From 1951 to 1956 she was the Chairman of the National Federation of Women's Institutes (W.I.) and in 1955 founded the Keep Britain Tidy Group. She was President of the group for 19 years from 1966, after which she was its senior vice-president. She was appointed an Officer of the Order of the British Empire (O.B.E.) in 1964 for her work with the Keep Britain Tidy Campaign. She was the Chairman of the Women's Group on Public Welfare for ten years from 1960, and Chairman of the Henley and District Housing Trust. From 1968 to 1971 she was a member of the General Advisory Council of the BBC. The Brunner Buildings at Denman College, the Women's Institute's own Residential Adult Education College near Oxford, are named after her.
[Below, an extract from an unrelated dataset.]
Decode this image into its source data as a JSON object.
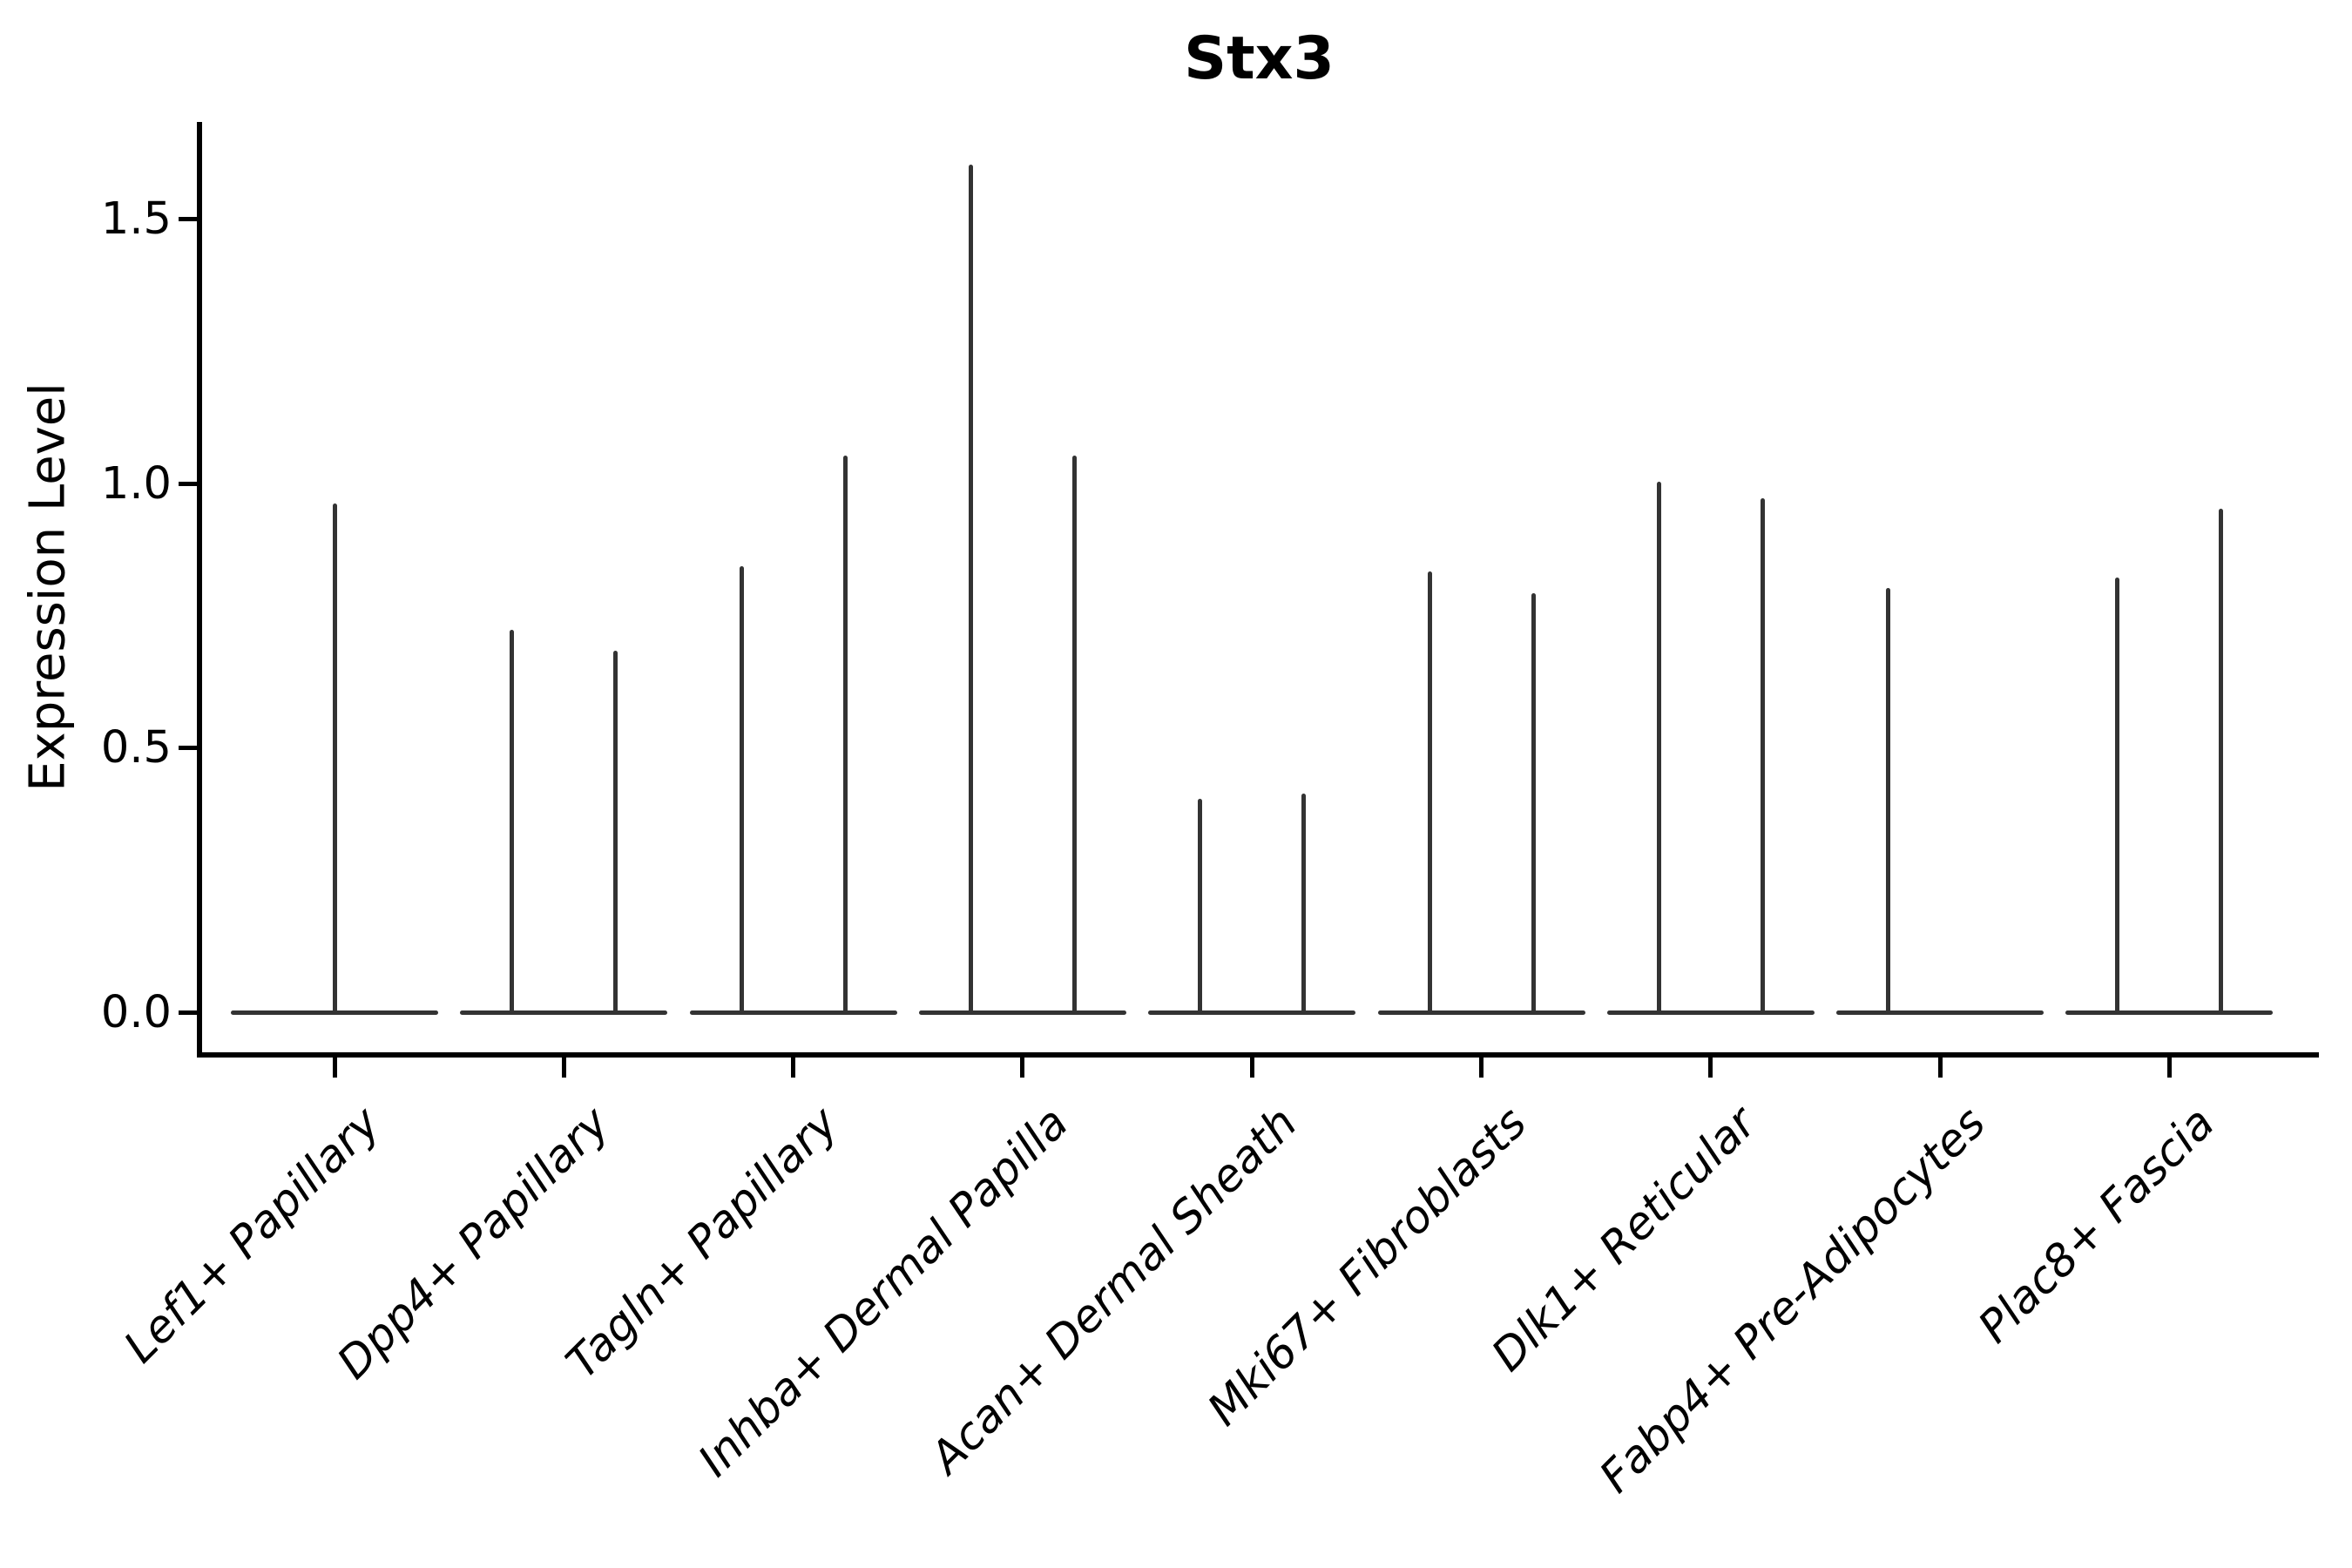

Elizabeth Lady Brunner died of heart failure at her home, Greys Court, in Rotherfield Greys, Oxfordshire on 9 January 2003 aged 98.

One of her three surviving sons is Sir Hugo Brunner KCVO JP, Lord Lieutenant of Oxfordshire, England, between 1996 and 2008. He edited her posthumous account of her childhood to the point when she made her stage debut and published it, with a summary of the rest of her life, in 2010 as Child of the Theatre (Perpetua Press, Oxford).